The AZTEC protocol uses homomorphic encryption and range proofs to enable private transactions on Ethereum.
Improve UX / UI
In addition to the more interactive Internet, Web2 also brings a greatly improved user interface and user experience to the world. Gone are the days of high-pixel screens and Web1's difficult-to-use technology. That being said, non-technical users are usually not as accessible to the Web3 interface as the Web2 option.
Using and storing private keys to access funds stored in cryptocurrency wallets provides a new learning curve for those who use simple Web2 passwords. In addition, if funds are stolen or lost, there are few effective recovery methods. For those using blockchain technology, even sending (and losing) funds by entering the wrong hexadecimal 0x is easy to make mistakes.
The question of how the Web3 mobile experience can catch up with the Web3 experience provided by Web browsers remains unresolved. These are just a few of the many obstacles end users must be aware of when using Web3. The number of possible UI / UX friction points is much higher compared to scalability and data privacy issues. In addition, the criteria for whether Web3 applications are easy to use or difficult to use are very subjective and based on the opinions of each user. This makes it difficult to determine the "x factor" required for mainstream adoption.
Several effective techniques already exist to solve many UI / UX challenges of Web3. For example, MetaMask simplifies the process of securely storing funds (private keys stored in the browser) and improves accessibility (dApps connect to MetaMask). Human-readable wallet addresses can now be implemented via the Ethereum Name Service (ENS).
This will not only make it easier to remember your payment address, but also reduce the possibility of remittance of funds to the wrong 0x address. However, Web3 lacks many of the user protection features and mobile accessibility prominent in Web2. Even if these changes are actually small, many people who are new to blockchain and Web3 are still reluctant to accept an Internet experience that seems (at least on the surface) to be very different from their habits. Nevertheless, with continuous improvements to UI / UX, new non-technical users can more easily access Web3 applications.

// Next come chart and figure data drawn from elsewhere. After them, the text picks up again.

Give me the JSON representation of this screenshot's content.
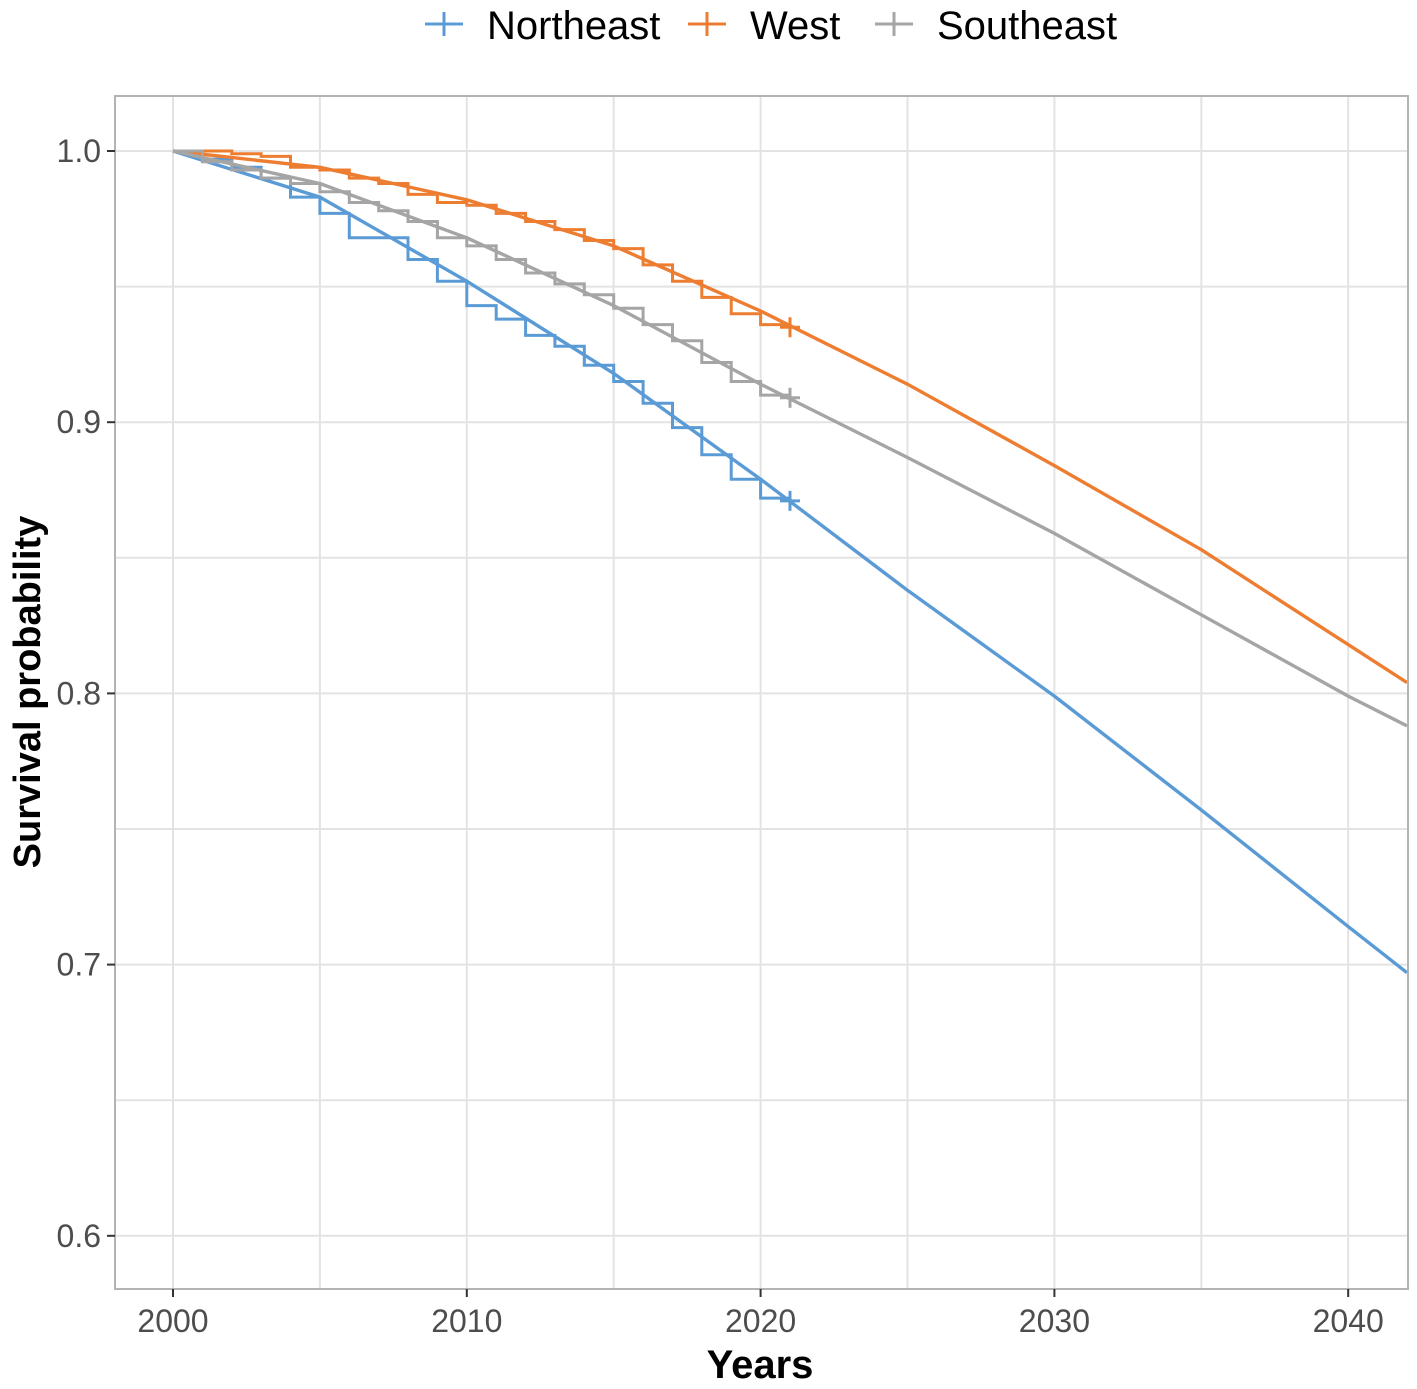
{
  "chart_data": {
    "type": "line",
    "title": "",
    "xlabel": "Years",
    "ylabel": "Survival probability",
    "xlim": [
      1998,
      2042
    ],
    "ylim": [
      0.58,
      1.02
    ],
    "x_ticks": [
      2000,
      2010,
      2020,
      2030,
      2040
    ],
    "x_tick_labels": [
      "2000",
      "2010",
      "2020",
      "2030",
      "2040"
    ],
    "y_ticks": [
      0.6,
      0.7,
      0.8,
      0.9,
      1.0
    ],
    "y_tick_labels": [
      "0.6",
      "0.7",
      "0.8",
      "0.9",
      "1.0"
    ],
    "grid": true,
    "legend_position": "top",
    "series": [
      {
        "name": "Northeast",
        "color": "#5b9bd5",
        "observed_steps": {
          "x": [
            2000,
            2001,
            2002,
            2003,
            2004,
            2005,
            2006,
            2007,
            2008,
            2009,
            2010,
            2011,
            2012,
            2013,
            2014,
            2015,
            2016,
            2017,
            2018,
            2019,
            2020,
            2021
          ],
          "y": [
            1.0,
            0.997,
            0.994,
            0.99,
            0.983,
            0.977,
            0.968,
            0.968,
            0.96,
            0.952,
            0.943,
            0.938,
            0.932,
            0.928,
            0.921,
            0.915,
            0.907,
            0.898,
            0.888,
            0.879,
            0.872,
            0.871
          ]
        },
        "censor_mark": {
          "x": 2021,
          "y": 0.871
        },
        "fitted_curve": {
          "x": [
            2000,
            2005,
            2010,
            2015,
            2020,
            2025,
            2030,
            2035,
            2040,
            2042
          ],
          "y": [
            1.0,
            0.983,
            0.952,
            0.918,
            0.879,
            0.838,
            0.799,
            0.757,
            0.714,
            0.697
          ]
        }
      },
      {
        "name": "West",
        "color": "#ed7d31",
        "observed_steps": {
          "x": [
            2000,
            2001,
            2002,
            2003,
            2004,
            2005,
            2006,
            2007,
            2008,
            2009,
            2010,
            2011,
            2012,
            2013,
            2014,
            2015,
            2016,
            2017,
            2018,
            2019,
            2020,
            2021
          ],
          "y": [
            1.0,
            1.0,
            0.999,
            0.998,
            0.994,
            0.993,
            0.99,
            0.988,
            0.984,
            0.981,
            0.98,
            0.977,
            0.974,
            0.971,
            0.967,
            0.964,
            0.958,
            0.952,
            0.946,
            0.94,
            0.936,
            0.935
          ]
        },
        "censor_mark": {
          "x": 2021,
          "y": 0.935
        },
        "fitted_curve": {
          "x": [
            2000,
            2005,
            2010,
            2015,
            2020,
            2025,
            2030,
            2035,
            2040,
            2042
          ],
          "y": [
            1.0,
            0.994,
            0.982,
            0.965,
            0.941,
            0.914,
            0.884,
            0.853,
            0.818,
            0.804
          ]
        }
      },
      {
        "name": "Southeast",
        "color": "#a5a5a5",
        "observed_steps": {
          "x": [
            2000,
            2001,
            2002,
            2003,
            2004,
            2005,
            2006,
            2007,
            2008,
            2009,
            2010,
            2011,
            2012,
            2013,
            2014,
            2015,
            2016,
            2017,
            2018,
            2019,
            2020,
            2021
          ],
          "y": [
            1.0,
            0.996,
            0.993,
            0.99,
            0.988,
            0.985,
            0.981,
            0.978,
            0.974,
            0.968,
            0.965,
            0.96,
            0.955,
            0.951,
            0.947,
            0.942,
            0.936,
            0.93,
            0.922,
            0.915,
            0.91,
            0.909
          ]
        },
        "censor_mark": {
          "x": 2021,
          "y": 0.909
        },
        "fitted_curve": {
          "x": [
            2000,
            2005,
            2010,
            2015,
            2020,
            2025,
            2030,
            2035,
            2040,
            2042
          ],
          "y": [
            1.0,
            0.988,
            0.968,
            0.943,
            0.914,
            0.887,
            0.859,
            0.829,
            0.799,
            0.788
          ]
        }
      }
    ]
  }
}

In November 2018, MetaMask's Google Chrome browser extension reached over 1.3 million users.
What's next for Web3?
There are many existing blockchain technologies, especially the practical use cases of Ethereum technology. It is clear that the era of Web3 is not theoretical. The Internet, the global economy and governments have not fully realized the vision of Web3. Nevertheless, in 2019, the paradigm shift is already well underway. Significant progress has been made in solving these technical challenges through innovative solutions, and Web3's vision as a true competitor to Web2 is approaching realization.